By converting a necessity into a virtue, the government has decided to release the large inventory of procured pulses to different States at a discounted rate for utilisation in various welfare programs.
Necessity because the stocks continue to occupy scarce warehousing space and incur huge carrying costs.
Also, the Centre thinks, warehousing space may be needed during the upcoming kharif harvest less than six weeks away; and of course, demand for food commodities including pulses usually spikes during the festival season that runs from August to October.
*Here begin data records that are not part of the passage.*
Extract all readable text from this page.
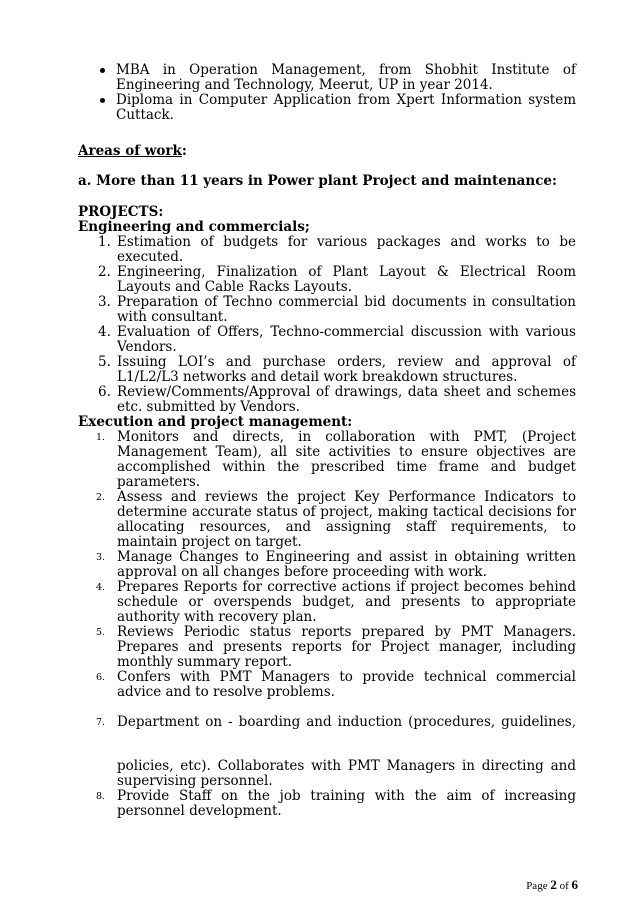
MBA in Operation Management, from Shobhit Institute of Engineering and Technology, Meerut, UP in year 2014.
Diploma in Computer Application from Xpert Information system Cuttack.
Areas of work:
a. More than 11 years in Power plant Project and maintenance:
PROJECTS:
Engineering and commercials;
1. Estimation of budgets for various packages and works to be executed.
2. Engineering, Finalization of Plant Layout & Electrical Room Layouts and Cable Racks Layouts.
3. Preparation of Techno commercial bid documents in consultation with consultant.
4. Evaluation of Offers, Techno-commercial discussion with various Vendors.
5. Issuing LOI’s and purchase orders, review and approval of L1/L2/L3 networks and detail work breakdown structures.
6. Review/Comments/Approval of drawings, data sheet and schemes etc. submitted by Vendors.
Execution and project management:
1. Monitors and directs, in collaboration with PMT, (Project Management Team), all site activities to ensure objectives are accomplished within the prescribed time frame and budget parameters.
2. Assess and reviews the project Key Performance Indicators to determine accurate status of project, making tactical decisions for allocating resources, and assigning staff requirements, to maintain project on target.
3. Manage Changes to Engineering and assist in obtaining written approval on all changes before proceeding with work.
4. Prepares Reports for corrective actions if project becomes behind schedule or overspends budget, and presents to appropriate authority with recovery plan.
5. Reviews Periodic status reports prepared by PMT Managers. Prepares and presents reports for Project manager, including monthly summary report.
6. Confers with PMT Managers to provide technical commercial advice and to resolve problems.
7. Department on - boarding and induction (procedures, guidelines,
policies, etc). Collaborates with PMT Managers in directing and supervising personnel.
8. Provide Staff on the job training with the aim of increasing personnel development.
Page 2 of 6
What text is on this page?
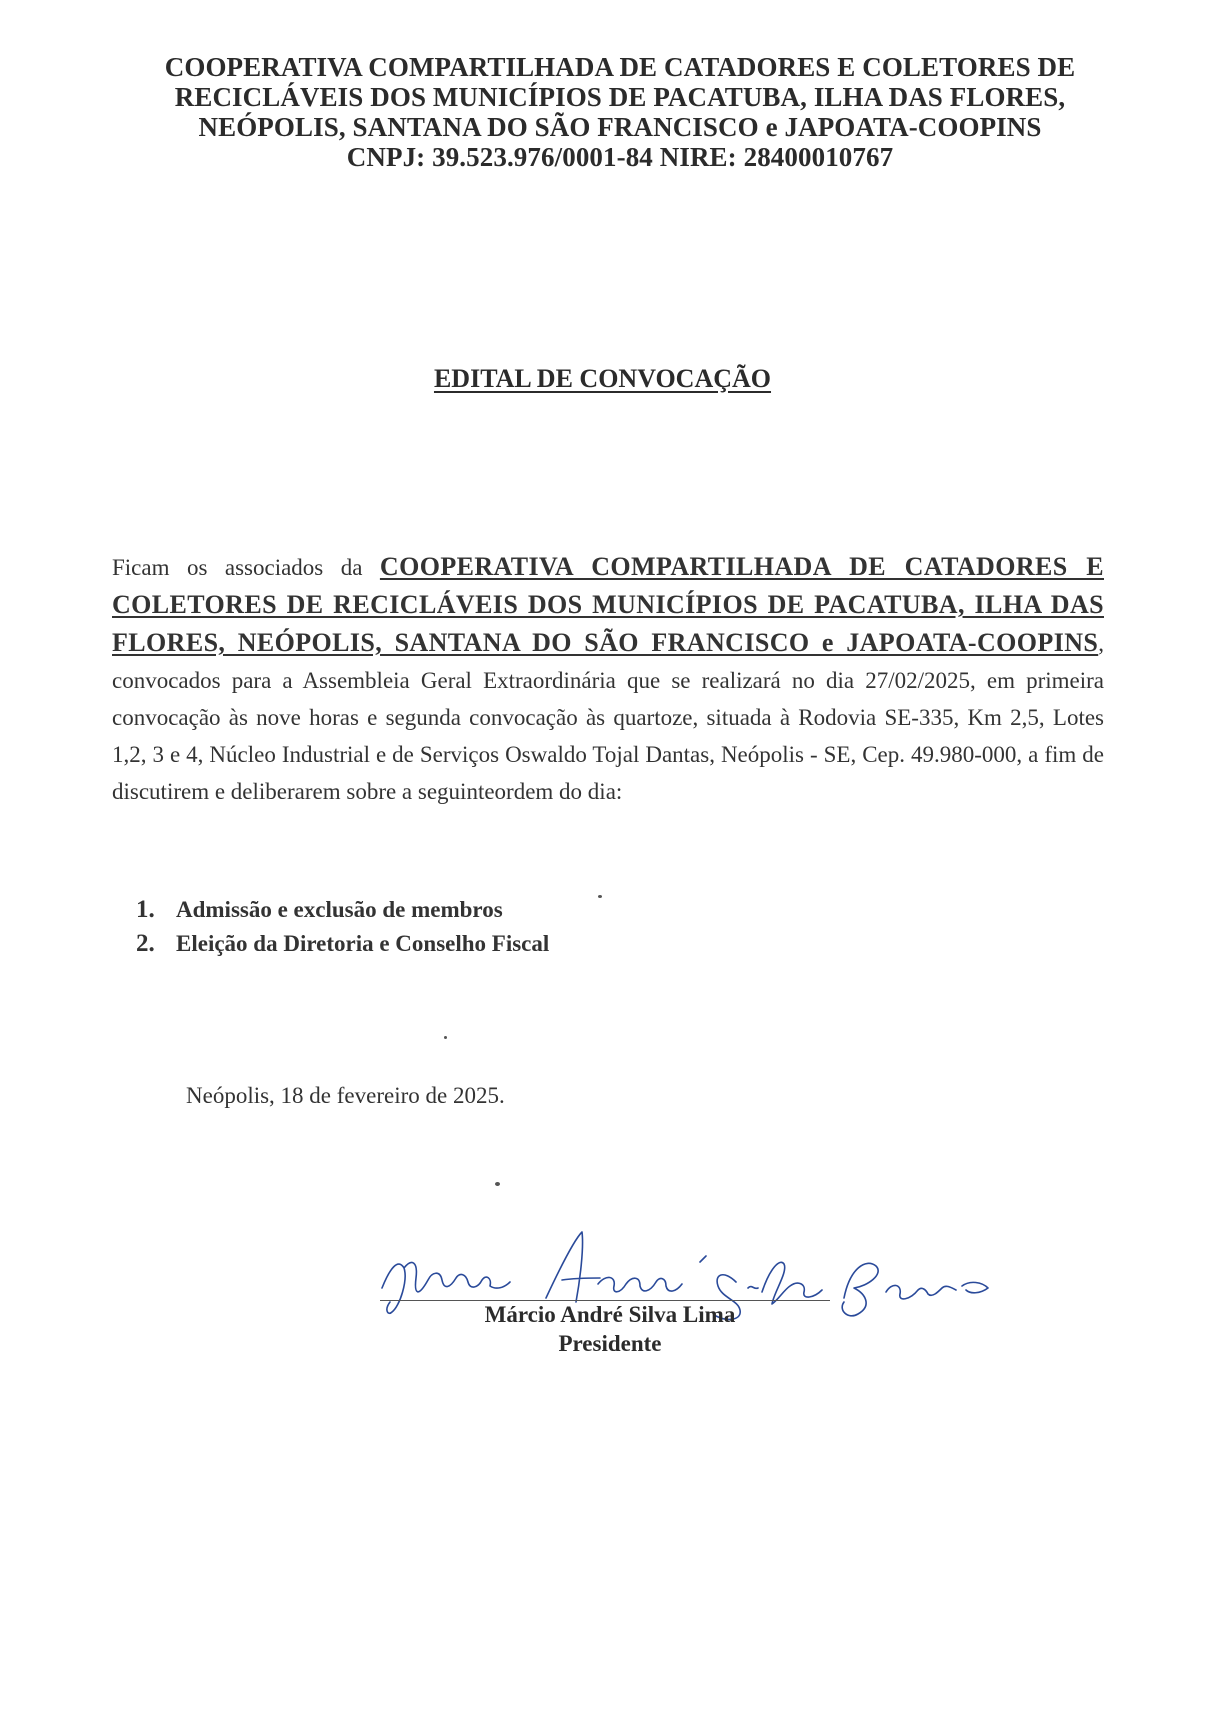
COOPERATIVA COMPARTILHADA DE CATADORES E COLETORES DE
RECICLÁVEIS DOS MUNICÍPIOS DE PACATUBA, ILHA DAS FLORES,
NEÓPOLIS, SANTANA DO SÃO FRANCISCO e JAPOATA-COOPINS
CNPJ: 39.523.976/0001-84 NIRE: 28400010767
EDITAL DE CONVOCAÇÃO
Ficam os associados da COOPERATIVA COMPARTILHADA DE CATADORES E COLETORES DE RECICLÁVEIS DOS MUNICÍPIOS DE PACATUBA, ILHA DAS FLORES, NEÓPOLIS, SANTANA DO SÃO FRANCISCO e JAPOATA-COOPINS, convocados para a Assembleia Geral Extraordinária que se realizará no dia 27/02/2025, em primeira convocação às nove horas e segunda convocação às quartoze, situada à Rodovia SE-335, Km 2,5, Lotes 1,2, 3 e 4, Núcleo Industrial e de Serviços Oswaldo Tojal Dantas, Neópolis - SE, Cep. 49.980-000, a fim de discutirem e deliberarem sobre a seguinteordem do dia:
1. Admissão e exclusão de membros
2. Eleição da Diretoria e Conselho Fiscal
Neópolis, 18 de fevereiro de 2025.
Márcio André Silva Lima
Presidente
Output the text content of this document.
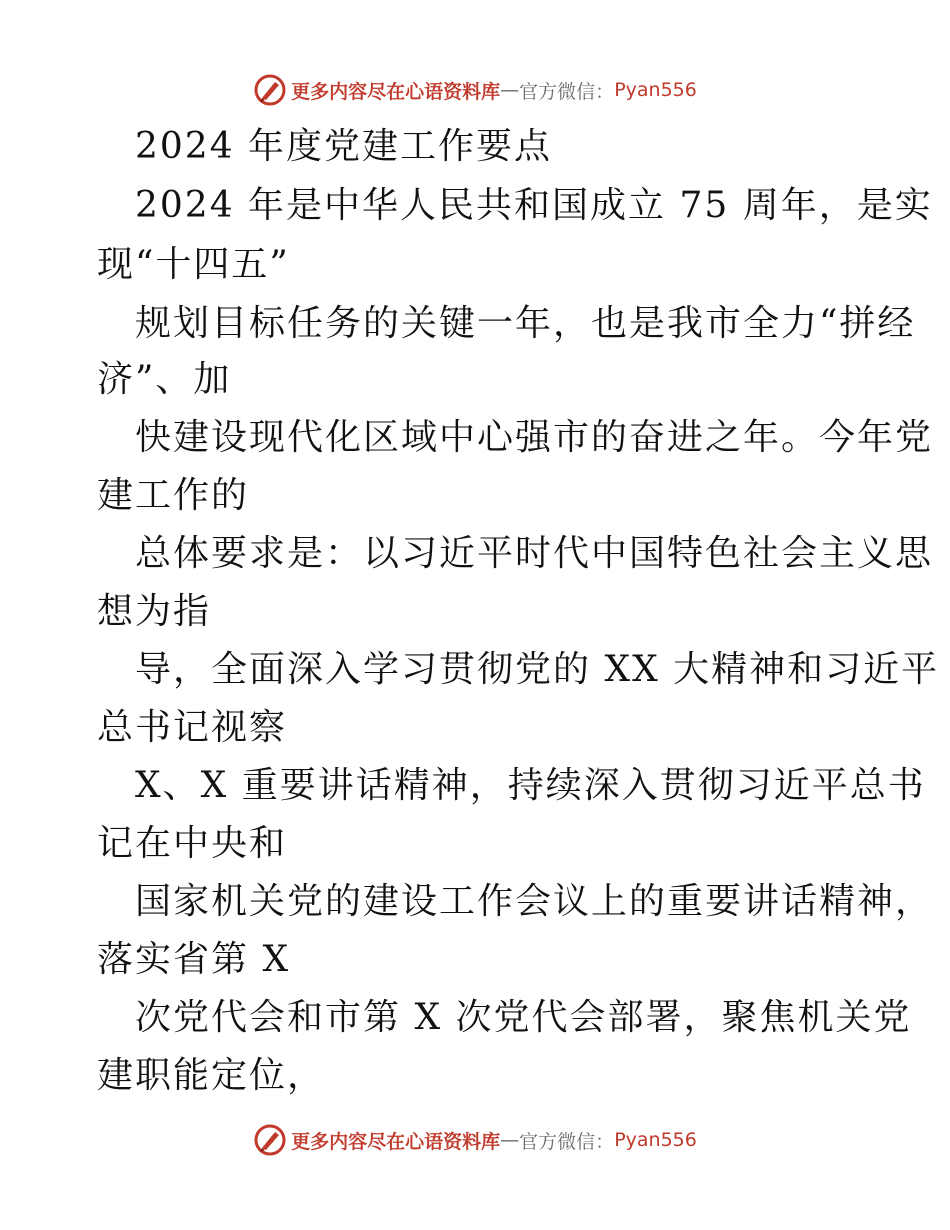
更多内容尽在心语资料库 — 官方微信： Pyan556
2024 年度党建工作要点
2024 年是中华人民共和国成立 75 周年，是实
现“十四五”
规划目标任务的关键一年，也是我市全力“拼经
济”、加
快建设现代化区域中心强市的奋进之年。今年党
建工作的
总体要求是：以习近平时代中国特色社会主义思
想为指
导，全面深入学习贯彻党的 XX 大精神和习近平
总书记视察
X、X 重要讲话精神，持续深入贯彻习近平总书
记在中央和
国家机关党的建设工作会议上的重要讲话精神，
落实省第 X
次党代会和市第 X 次党代会部署，聚焦机关党
建职能定位，
更多内容尽在心语资料库 — 官方微信： Pyan556
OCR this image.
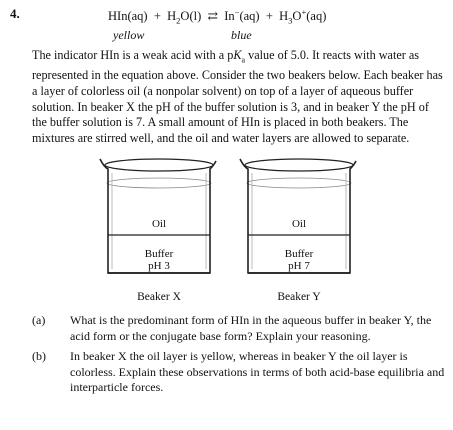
4.	$HIn(aq) + H_2O(l)$ ⇄ $In^-(aq) + H_3O^+(aq)$
yellow	blue
The indicator HIn is a weak acid with a $pK_a$ value of 5.0. It reacts with water as represented in the equation above. Consider the two beakers below. Each beaker has a layer of colorless oil (a nonpolar solvent) on top of a layer of aqueous buffer solution. In beaker X the pH of the buffer solution is 3, and in beaker Y the pH of the buffer solution is 7. A small amount of HIn is placed in both beakers. The mixtures are stirred well, and the oil and water layers are allowed to separate.
Oil
Buffer
pH 3
Beaker X
Oil
Buffer
pH 7
Beaker Y
(a) What is the predominant form of HIn in the aqueous buffer in beaker Y, the acid form or the conjugate base form? Explain your reasoning.
(b) In beaker X the oil layer is yellow, whereas in beaker Y the oil layer is colorless. Explain these observations in terms of both acid-base equilibria and interparticle forces.
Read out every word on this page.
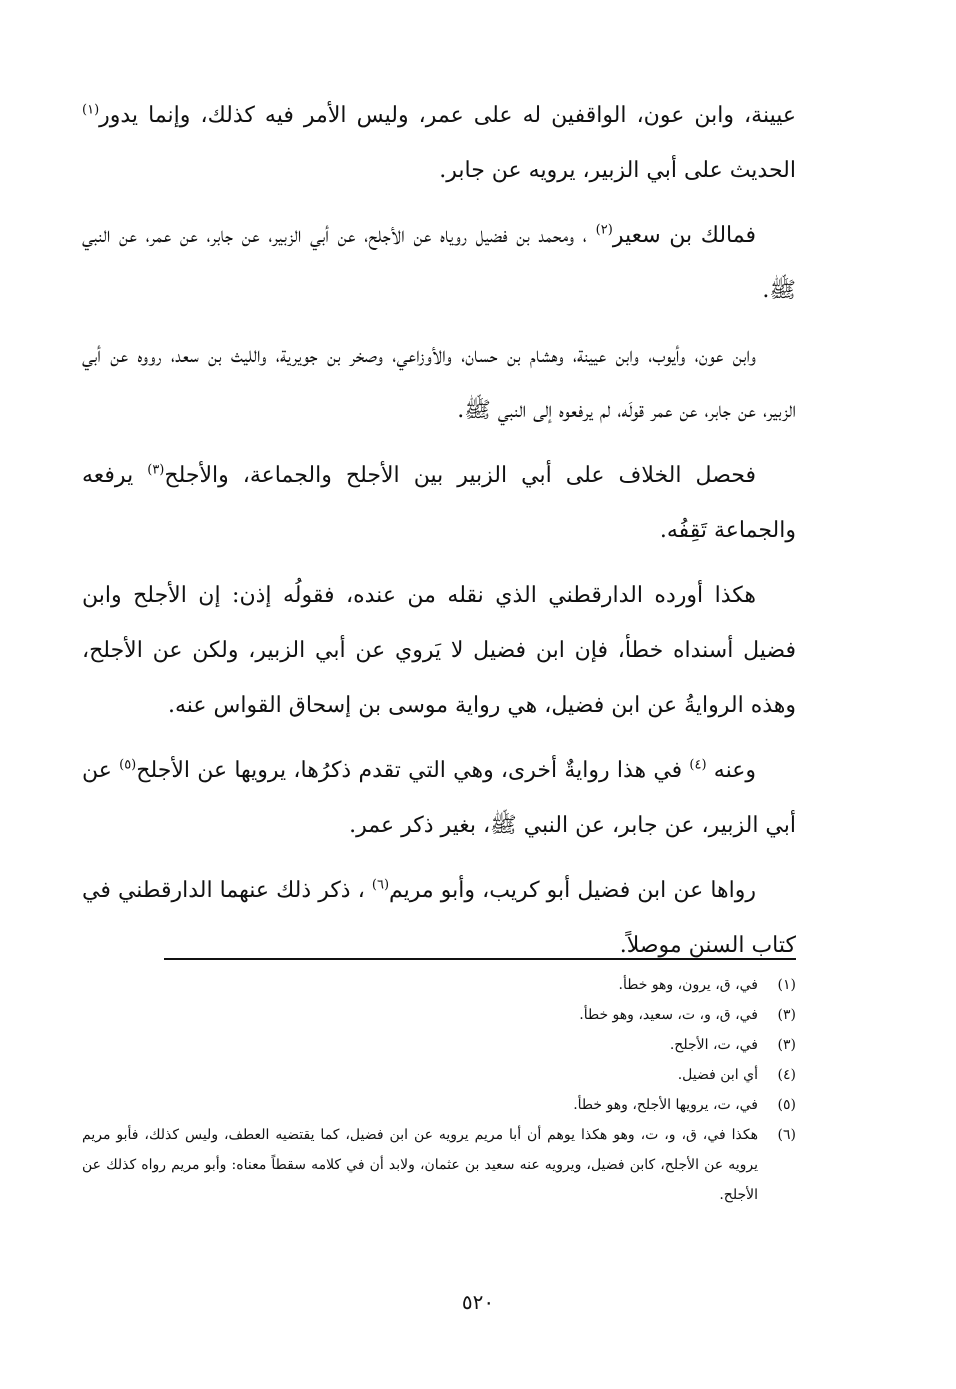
عيينة، وابن عون، الواقفين له على عمر، وليس الأمر فيه كذلك، وإنما يدور$^{(١)}$ الحديث على أبي الزبير، يرويه عن جابر.

فمالك بن سعير$^{(٢)}$ ، ومحمد بن فضيل روياه عن الأجلح، عن أبي الزبير، عن جابر، عن عمر، عن النبي ﷺ.

وابن عون، وأيوب، وابن عيينة، وهشام بن حسان، والأوزاعي، وصخر بن جويرية، والليث بن سعد، رووه عن أبي الزبير، عن جابر، عن عمر قولَه، لم يرفعوه إلى النبي ﷺ.

فحصل الخلاف على أبي الزبير بين الأجلح والجماعة، والأجلح$^{(٣)}$ يرفعه والجماعة تَقِفُه.

هكذا أورده الدارقطني الذي نقله من عنده، فقولُه إذن: إن الأجلح وابن فضيل أسنداه خطأ، فإن ابن فضيل لا يَروي عن أبي الزبير، ولكن عن الأجلح، وهذه الروايةُ عن ابن فضيل، هي رواية موسى بن إسحاق القواس عنه.

وعنه $^{(٤)}$ في هذا روايةٌ أخرى، وهي التي تقدم ذكرُها، يرويها عن الأجلح$^{(٥)}$ عن أبي الزبير، عن جابر، عن النبي ﷺ، بغير ذكر عمر.

رواها عن ابن فضيل أبو كريب، وأبو مريم$^{(٦)}$ ، ذكر ذلك عنهما الدارقطني في كتاب السنن موصلاً.

(١)
في، ق، يرون، وهو خطأ.
(٣)
في، ق، و، ت، سعيد، وهو خطأ.
(٣)
في، ت، الأجلح.
(٤)
أي ابن فضيل.
(٥)
في، ت، يرويها الأجلح، وهو خطأ.
(٦)
هكذا في، ق، و، ت، وهو هكذا يوهم أن أبا مريم يرويه عن ابن فضيل، كما يقتضيه العطف، وليس كذلك، فأبو مريم يرويه عن الأجلح، كابن فضيل، ويرويه عنه سعيد بن عثمان، ولابد أن في كلامه سقطاً معناه: وأبو مريم رواه كذلك عن الأجلح.
٥٢٠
While the decision to liquidate the stocks is welcome, it is a half-hearted measure that seeks to deal with disposal of accumulated stocks in a routine manner without taking into consideration the propensity (or otherwise) of States to absorb such supplies. We have seen in the past reluctance on the part of State governments to lap up food commodities offered by the Centre. So, pulses this time may be no different.
Unfortunately, the lack of ‘political will’ to include pulses under the public distribution system as the Centre’s responsibility (in addition to wheat and rice) is palpable; and in some way it is seen as abdication of a sovereign duty. In case of pulses and edible oil, why pass on the choice of items under public distribution to the States?
Protein-rich pulses
It is common knowledge that the country’s nutrition status is poor. Large sections of the country’s population are under-fed. Under-nutrition is pervasive and protein-deficiency stark. This has long-term adverse consequences on the economy including lower labour productivity and higher healthcare costs.
Pulses offer the most economical vegetable protein to the vulnerable sections of the population who in fact deserve to eat more protein at affordable rates; and there are political gains to be had by including pulses under PDS with elections round the corner. It is unclear what’s holding up a rational decision.